How KRA's Ksh5B Payment To Milk, Bread Firms Triggered Leadership Changes

The chair in particular blamed firms dealing with milk and bread as weak links who had profited on their part...

How KRA's Ksh5B Payment To Milk, Bread Firms Triggered Leadership Changes
A collage of milk and bread. /FILE

Kenya Revenue Authority (KRA) Chairperson Anthony Mwaura uncovered little-known intrigues behind the wave of changes that saw the authority kick out top officials.

Mwaura revealed on Monday, February 27 that the taxman resorted to kicking out senior officials after discovering suspicious tax exemptions and refunds offered to individuals in former President Uhuru Kenyatta's government.

The chair in particular blamed firms dealing with milk and bread as weak links who had profited on their part by allegedly collaborating with senior KRA officials, further noting that Ksh5 billion tax refunds were paid to them for the latter part of last week.

Mwaura expressed his disappointment on the matter which came as KRA was convincing Kenyans to remit their taxes to meet its targets and to do away with unnecessary tax exemptions.

"There are firms dealing with milk and bread that were given Ksh5 billion tax refunds as late as last week. This is a blatant abuse of office. We are pushing Kenyans to pay taxes and the KRA management was refunding people billions illegally.

"That is why we said enough is enough and purged them. We will through the help of Treasury ensure that unnecessary tax exemptions are reversed,” Mwaura said.
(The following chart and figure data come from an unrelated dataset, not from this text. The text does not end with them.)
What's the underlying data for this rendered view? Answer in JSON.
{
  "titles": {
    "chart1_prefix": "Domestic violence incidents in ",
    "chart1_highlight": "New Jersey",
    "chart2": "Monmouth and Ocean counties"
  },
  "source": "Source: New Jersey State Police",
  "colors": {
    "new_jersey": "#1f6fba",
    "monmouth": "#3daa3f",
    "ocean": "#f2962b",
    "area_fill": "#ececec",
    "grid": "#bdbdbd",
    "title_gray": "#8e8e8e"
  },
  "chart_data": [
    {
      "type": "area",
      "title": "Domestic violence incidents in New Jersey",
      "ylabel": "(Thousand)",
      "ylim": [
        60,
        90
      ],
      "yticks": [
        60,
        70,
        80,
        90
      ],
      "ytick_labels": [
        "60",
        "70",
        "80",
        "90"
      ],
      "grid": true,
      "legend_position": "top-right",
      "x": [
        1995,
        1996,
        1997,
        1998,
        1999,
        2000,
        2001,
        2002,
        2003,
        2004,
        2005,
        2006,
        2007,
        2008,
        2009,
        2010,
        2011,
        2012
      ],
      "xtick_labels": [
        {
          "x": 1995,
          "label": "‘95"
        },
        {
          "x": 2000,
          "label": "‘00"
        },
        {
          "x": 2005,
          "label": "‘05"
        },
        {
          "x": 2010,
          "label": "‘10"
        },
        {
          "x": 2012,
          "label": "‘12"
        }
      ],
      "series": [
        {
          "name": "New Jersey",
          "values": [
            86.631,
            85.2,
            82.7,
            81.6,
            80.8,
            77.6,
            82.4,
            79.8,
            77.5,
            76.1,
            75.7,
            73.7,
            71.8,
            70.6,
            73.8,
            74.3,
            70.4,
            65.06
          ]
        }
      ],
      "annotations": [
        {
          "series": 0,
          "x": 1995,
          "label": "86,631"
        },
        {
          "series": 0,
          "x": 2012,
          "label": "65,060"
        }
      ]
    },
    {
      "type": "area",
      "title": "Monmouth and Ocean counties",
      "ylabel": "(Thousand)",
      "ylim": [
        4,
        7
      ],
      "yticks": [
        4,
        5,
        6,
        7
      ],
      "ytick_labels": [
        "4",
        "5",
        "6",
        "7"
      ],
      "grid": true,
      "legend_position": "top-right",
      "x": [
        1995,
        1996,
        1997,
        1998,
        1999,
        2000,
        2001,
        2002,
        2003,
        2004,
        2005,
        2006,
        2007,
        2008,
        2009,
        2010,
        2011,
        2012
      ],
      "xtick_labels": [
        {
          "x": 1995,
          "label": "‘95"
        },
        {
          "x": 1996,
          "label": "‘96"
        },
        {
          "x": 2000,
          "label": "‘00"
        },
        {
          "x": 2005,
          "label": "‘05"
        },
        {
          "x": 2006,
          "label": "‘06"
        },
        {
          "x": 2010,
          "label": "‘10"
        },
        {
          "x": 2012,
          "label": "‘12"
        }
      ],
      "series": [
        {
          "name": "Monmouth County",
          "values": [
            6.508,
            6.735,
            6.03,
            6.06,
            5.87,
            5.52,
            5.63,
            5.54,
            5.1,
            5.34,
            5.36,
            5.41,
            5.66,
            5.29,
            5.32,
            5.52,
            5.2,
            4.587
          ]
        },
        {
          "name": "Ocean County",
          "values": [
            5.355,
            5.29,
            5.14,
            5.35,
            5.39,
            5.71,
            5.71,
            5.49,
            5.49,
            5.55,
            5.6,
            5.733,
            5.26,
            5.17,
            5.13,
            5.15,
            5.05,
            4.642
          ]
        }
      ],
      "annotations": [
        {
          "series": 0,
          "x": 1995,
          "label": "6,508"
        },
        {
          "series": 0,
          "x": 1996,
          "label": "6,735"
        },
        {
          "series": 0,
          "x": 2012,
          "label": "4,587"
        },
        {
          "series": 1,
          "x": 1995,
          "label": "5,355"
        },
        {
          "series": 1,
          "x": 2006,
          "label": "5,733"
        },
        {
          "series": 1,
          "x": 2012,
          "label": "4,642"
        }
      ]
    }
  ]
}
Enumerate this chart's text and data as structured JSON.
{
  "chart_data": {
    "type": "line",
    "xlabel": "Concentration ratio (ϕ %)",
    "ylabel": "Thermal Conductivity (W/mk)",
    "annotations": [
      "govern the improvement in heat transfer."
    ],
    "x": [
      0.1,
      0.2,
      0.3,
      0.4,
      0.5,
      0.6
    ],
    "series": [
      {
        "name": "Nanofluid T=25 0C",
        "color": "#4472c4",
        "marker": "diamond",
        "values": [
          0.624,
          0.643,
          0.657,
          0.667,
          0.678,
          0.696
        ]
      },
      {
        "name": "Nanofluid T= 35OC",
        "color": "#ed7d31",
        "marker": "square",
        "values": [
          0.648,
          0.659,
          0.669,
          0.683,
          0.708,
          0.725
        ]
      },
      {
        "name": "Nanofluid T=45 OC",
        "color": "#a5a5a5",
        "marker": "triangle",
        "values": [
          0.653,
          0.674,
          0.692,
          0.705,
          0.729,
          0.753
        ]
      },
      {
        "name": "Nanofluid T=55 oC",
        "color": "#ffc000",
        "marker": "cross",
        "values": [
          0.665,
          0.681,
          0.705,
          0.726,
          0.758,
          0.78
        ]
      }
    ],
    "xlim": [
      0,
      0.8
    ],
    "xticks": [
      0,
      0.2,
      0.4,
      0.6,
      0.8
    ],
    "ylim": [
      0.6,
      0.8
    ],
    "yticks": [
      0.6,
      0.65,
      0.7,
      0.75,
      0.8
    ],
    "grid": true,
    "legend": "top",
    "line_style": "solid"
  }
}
Mwaura further noted that Kenya as a whole lost roughly Ksh1 trillion in the last three years due to tax abandonment, exemptions, and refunds provided to both local and international companies.

He expressed confidence in recovering the amount, using all the available measures to do so.

"People think we are fighting a lost cause but they will be surprised. I have targets to meet with my board and I will not relent.

"We are committed, even if it means risking our lives to see the country become self-reliant on its taxes," he added.

The KRA chairperson highlighted that they have set a new target of Ksh2.7 trillion, which is an increase of Ksh400 billion from the previous target of Ksh2.2 trillion.

The taxman’s strategy to reach this target involves cracking down on tax cheats, preventing illegal refunds and unnecessary exemptions, and tackling corruption within the organization's workforce.

To further enhance the revenue mobilization agenda and synergies in top management, the board also made the following changes:

  1. Pamela Ahago was appointed the Acting Commissioner of Domestic Taxes,
  2. David Mwangi was appointed as the Acting Commissioner of Customs and Border Control,
  3. David Yego was appointed the Commissioner in charge of Intelligence, Strategic Operations, Investigation and Enforcement
  4. Nancy Ng'etich was appointed Acting Commissioner of Corporate Support Services.
  5. Dr Mohammed Omar remained Commissioner of Strategy Innovation and Risk Management
  6. Dr Fred Mugambi Mwirigi remained Commissioner of Kenya School of Revenue Administration
  7. Paul Matuku remained Commissioner of Legal Services and Board Coordination

Mburu was highly unlikely to survive in office to serve under Board Chairman Antony Mwaura who battled multiple tax cases when former President Uhuru Kenyatta was in office in what President William Ruto’s faction termed as “political persecution.”